We developed an end-to-end algorithm and integrated temporal dynamics on rich representations of visual time series, while simultaneously classifying mental health. LSTM has the characteristic of resolving the problem of vanishing gradients, which is a problem of RNNs48. LSTM introduces the concept of a memory unit. They can decide when to forget and when to remember hidden states for future time steps. Hence, LSTMs are able to train models on long term dependencies49. Characteristics of CNN and LSTM algorithms make their combination suitable for mental health evaluation using visual metrics time series. We recorded visual metrics in an acceptable and patient-friendly approach that would pose minimal or no additional burden or discomfort for patients after surgery. Most studies for mental health evaluation rely on subjective evaluations in combination with physiological parameters. The proposed evaluation method is end-to-end and does not require features engineering and preprocessing. The developed model may be used for formal evaluation or assessment at home to objectively monitor patient’s mental health without the need for a hospital visit in the future.

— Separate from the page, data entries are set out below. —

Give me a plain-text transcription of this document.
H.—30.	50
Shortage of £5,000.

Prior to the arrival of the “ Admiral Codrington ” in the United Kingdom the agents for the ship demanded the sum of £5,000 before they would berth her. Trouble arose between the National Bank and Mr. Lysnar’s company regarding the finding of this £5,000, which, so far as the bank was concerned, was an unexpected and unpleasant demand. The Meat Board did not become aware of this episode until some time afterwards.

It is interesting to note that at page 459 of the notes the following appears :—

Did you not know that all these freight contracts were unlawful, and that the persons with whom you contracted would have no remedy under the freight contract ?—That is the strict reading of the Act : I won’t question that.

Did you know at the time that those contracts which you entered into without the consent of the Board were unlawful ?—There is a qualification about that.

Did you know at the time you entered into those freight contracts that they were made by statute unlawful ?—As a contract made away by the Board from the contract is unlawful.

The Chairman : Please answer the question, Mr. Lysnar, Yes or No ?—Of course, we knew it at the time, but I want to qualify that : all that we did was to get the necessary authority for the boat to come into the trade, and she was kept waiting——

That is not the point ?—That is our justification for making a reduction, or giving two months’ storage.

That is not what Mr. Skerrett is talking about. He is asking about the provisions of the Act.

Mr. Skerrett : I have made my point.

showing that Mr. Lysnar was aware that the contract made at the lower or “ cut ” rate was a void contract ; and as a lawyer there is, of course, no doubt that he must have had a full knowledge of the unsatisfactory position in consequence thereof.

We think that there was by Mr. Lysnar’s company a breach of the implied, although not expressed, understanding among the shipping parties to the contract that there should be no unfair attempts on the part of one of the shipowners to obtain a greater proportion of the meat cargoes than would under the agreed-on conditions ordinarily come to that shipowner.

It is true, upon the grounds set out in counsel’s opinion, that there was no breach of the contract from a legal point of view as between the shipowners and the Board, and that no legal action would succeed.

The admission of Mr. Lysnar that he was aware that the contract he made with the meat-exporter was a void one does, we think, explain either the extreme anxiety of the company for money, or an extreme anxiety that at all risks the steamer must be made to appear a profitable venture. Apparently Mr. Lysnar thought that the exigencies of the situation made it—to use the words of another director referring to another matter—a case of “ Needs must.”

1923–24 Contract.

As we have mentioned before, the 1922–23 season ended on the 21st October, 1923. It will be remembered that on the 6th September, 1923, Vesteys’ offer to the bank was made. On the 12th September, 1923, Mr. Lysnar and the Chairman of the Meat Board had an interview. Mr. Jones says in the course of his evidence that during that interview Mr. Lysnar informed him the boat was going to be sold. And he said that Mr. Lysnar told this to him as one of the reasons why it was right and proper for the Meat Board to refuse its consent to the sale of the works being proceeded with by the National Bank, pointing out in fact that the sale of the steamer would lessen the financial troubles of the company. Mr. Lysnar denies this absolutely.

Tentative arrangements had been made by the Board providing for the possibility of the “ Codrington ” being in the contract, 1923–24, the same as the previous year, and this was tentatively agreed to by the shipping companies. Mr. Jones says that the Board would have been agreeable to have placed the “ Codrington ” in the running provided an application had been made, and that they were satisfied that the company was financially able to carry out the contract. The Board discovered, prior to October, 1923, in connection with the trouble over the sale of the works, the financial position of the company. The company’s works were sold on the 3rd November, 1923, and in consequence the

Despite the uniqueness of this study, several limitations exist. Subjective mental health metrics evaluations were based on scores given at the end of each session (observing 18 art pieces). The effect on mental health because of a particular artwork was not considered. The small number of participants is another limitation. The developed model lacks rigorous testing and evaluation for medical application. However, we believe it has the potential to monitor mental health in patients after oncologic surgery in an objective fashion, with minimal discomfort to patients.

Conclusion

A novel data-driven deep architecture model for the objective classification of mental health metrics was developed. This model, once validated, will serve as a real-time, patient-friendly model of mental health assessment. Future work would include further validation of the model for objective and remote monitoring of mental health, as well as investigating the effect of the specific surgery type or artwork viewed.